I especially like the RC-5 cipher for these kinds of uses. It can be implemented in just a few lines of code and there are standard test vectors for it.
If I were a nation state actor, I'd just store the encryption keys supplied to the AES CPU instruction somewhere and in case the data needs to be accessed you just read the stored keys.
No need to waste time deploying a backdoored CPU firmware and wait for days or weeks, and then touch the hardware a second time to extract the information.
When all AES encryption keys are already stored somewhere on the CPU, you can easily do a drive-by readout at any point in time.
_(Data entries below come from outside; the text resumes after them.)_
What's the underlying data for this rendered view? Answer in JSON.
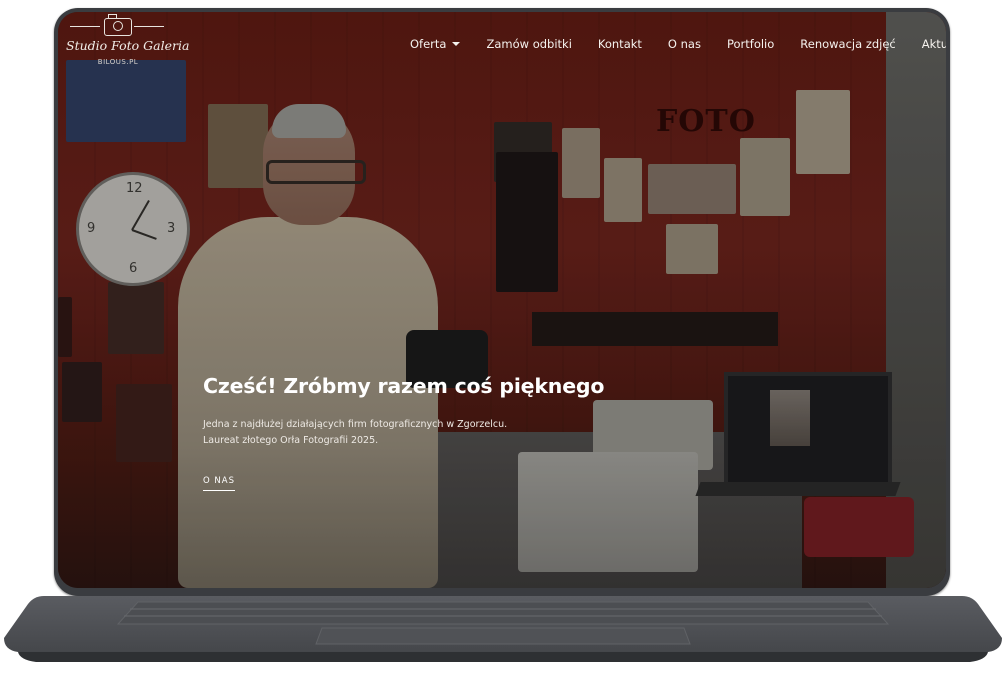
{
  "brand": {
    "name": "Studio Foto Galeria",
    "domain": "BILOUS.PL"
  },
  "nav": {
    "items": [
      {
        "label": "Oferta",
        "has_dropdown": true
      },
      {
        "label": "Zamów odbitki"
      },
      {
        "label": "Kontakt"
      },
      {
        "label": "O nas"
      },
      {
        "label": "Portfolio"
      },
      {
        "label": "Renowacja zdjęć"
      },
      {
        "label": "Aktualnoś"
      }
    ]
  },
  "hero": {
    "title": "Cześć! Zróbmy razem coś pięknego",
    "line1": "Jedna z najdłużej działających firm fotograficznych w Zgorzelcu.",
    "line2": "Laureat złotego Orła Fotografii 2025.",
    "cta": "O NAS"
  },
  "scene": {
    "wall_sign": "FOTO"
  },
  "colors": {
    "bezel": "#3a3c40",
    "wall": "#5a1a12",
    "text": "#ffffff"
  }
}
Linux kernel has a compile time flag to disable use of custom CPU instructions for encryption, but it can't be disabled at runtime. If "software encryption" is used, the nation state actor needs to physically access the device at least two times or use a network-based exploit which could be logged.
>However, they can be very useful against passive adversaries whose capability is limited to observing identifiers, who are then unable to map them to the original value.
Really? Isn’t the Sweet32[0] attack mostly passive? “We show that a network attacker who can monitor a long-lived Triple-DES HTTPS connection between a web browser and a website can recover secure HTTP cookies by capturing around 785 GB of traffic.”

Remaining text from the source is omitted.